The Ukrainian leader says the five presidents came to Georgia to prohibit the of killing people and the execution of the country.

Ukrainian military analyst Oleksiy Melnyk, of the Razumkov Center think tank in Kyiv, told VOA the Polish, Ukrainian and Baltic leaders do not necessarily agree with all of the actions undertaken in the conflict by Georgian leadership, but notes they risked their own physical security to send a signal to Moscow.

Melnyk says Moscow should see the presidential show of solidarity in Tbilisi as a serious signal that Russian foreign policy of establishing control over former Soviet republics and its neighborhood achieves a totally opposite effect. The analyst says Russia is surrounding itself with nations that are, at a minimum, not friendly and perhaps even hostile toward Moscow.

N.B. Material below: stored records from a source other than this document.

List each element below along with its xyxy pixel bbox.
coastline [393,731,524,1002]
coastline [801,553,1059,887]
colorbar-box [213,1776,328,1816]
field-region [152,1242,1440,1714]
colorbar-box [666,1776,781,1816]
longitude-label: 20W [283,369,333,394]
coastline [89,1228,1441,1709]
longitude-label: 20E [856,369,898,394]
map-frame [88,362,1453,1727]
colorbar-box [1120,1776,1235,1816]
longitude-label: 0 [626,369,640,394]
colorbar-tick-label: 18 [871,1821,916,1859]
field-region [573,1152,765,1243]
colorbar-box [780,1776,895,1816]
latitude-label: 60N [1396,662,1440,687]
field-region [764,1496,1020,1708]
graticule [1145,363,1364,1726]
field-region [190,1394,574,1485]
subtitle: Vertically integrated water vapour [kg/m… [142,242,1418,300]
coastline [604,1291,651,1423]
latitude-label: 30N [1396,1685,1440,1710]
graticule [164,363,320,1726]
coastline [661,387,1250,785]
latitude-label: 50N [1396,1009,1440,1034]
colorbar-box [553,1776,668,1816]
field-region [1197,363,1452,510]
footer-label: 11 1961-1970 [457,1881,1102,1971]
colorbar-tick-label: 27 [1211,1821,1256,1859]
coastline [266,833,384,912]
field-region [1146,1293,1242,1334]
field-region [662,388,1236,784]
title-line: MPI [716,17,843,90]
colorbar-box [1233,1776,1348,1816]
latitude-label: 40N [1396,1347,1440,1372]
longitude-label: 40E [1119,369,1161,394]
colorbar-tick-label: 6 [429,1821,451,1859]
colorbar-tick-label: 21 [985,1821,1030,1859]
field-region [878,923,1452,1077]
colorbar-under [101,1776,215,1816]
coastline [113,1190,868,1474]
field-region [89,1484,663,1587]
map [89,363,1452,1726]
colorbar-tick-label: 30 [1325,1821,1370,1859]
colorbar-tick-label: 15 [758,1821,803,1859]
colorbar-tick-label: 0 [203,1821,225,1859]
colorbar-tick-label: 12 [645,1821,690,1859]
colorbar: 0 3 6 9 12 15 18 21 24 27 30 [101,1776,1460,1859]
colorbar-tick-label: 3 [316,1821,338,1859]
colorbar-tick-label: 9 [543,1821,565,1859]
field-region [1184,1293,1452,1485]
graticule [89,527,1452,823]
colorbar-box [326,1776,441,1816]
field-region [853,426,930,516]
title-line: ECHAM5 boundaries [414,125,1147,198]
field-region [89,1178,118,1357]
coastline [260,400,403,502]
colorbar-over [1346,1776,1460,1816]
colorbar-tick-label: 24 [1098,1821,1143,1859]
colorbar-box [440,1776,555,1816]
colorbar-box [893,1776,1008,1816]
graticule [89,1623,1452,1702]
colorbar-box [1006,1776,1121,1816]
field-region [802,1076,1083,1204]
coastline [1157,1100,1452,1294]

Oleksiy Melnyk says Russian military actions in Georgia could lead the majority of Ukrainians who now oppose to their country's NATO membership to reassess their opinions about the respective security threats posed by the Western alliance and Russia.

The chairman of the European Integration Forum in Tbilisi, Soso Tsiskarishvili, agrees with Melnyk's assessment, but notes Ukraine is better prepared to meets NATO's democratic standards for membership than Georgia.

Tsiskarishvili says Ukraine's two recent parliamentary elections and Georgia's presidential and parliamentary contests differ from one another like heaven and earth in terms of democratic and transparent procedures.

But Russian military analyst Pavel Felgenhauer cautions that Ukraine could be Russia's next target as part of what he says is a grand Kremlin plan for the partial restoration of Russian greatness.

"Russia right now wants at least half of Ukraine to be annexed," said Felgenhauer. "Vladimir Putin talked about that rather openly at the NATO summit in Bucharest, Romania in April. Ukraine will disintegrate into two halves, and we want the eastern half, including of course, first and foremost, Crimea."

Felgenhauer says Ukraine's overwhelming vote for independence in 1991, which included a majority of Crimeans, means nothing to Kremlin rulers, who the analyst says do not respect the will of even their own people.

Nonetheless, the analyst says Russia is tied down in Georgia and will not make any immediate military moves against Ukraine. He notes, however, that Russia's Black Sea Fleet, which leases naval facilities in Sevastopol in Crimea, will likely steam back to port in defiance of a Ukrainian presidential order that it must first ask for Ukrainian permission.

"If Russia openly challenges Ukrainian sovereignty, I think that Ukraine will then turn to the West and say, 'you know guys, they're challenging our sovereignty with their fleet.' And this will happen without any kind of use of arms, or anything made in anger. Ukraine right now, apparently wants to make the threat to its sovereignty obvious to outside powers," said Felgenhauer.

Felgenhauer says Moscow's vision of the world is that of Prime Minister Vladimir Putin; one in which Russia and Washington share spheres of influence. The analyst notes that Russia withdrew its bases from Cuba and Vietnam, expecting the United States to stay away from what Moscow thought was to be its sphere of influence. He says Moscow felt betrayed when Washington began supporting colored revolutions among Russia's neighbors.

But Soso Tsiskarishvili points to this week's visit to Tbilisi by presidents of five countries that border Russia as a sign that they do not trust the Kremlin.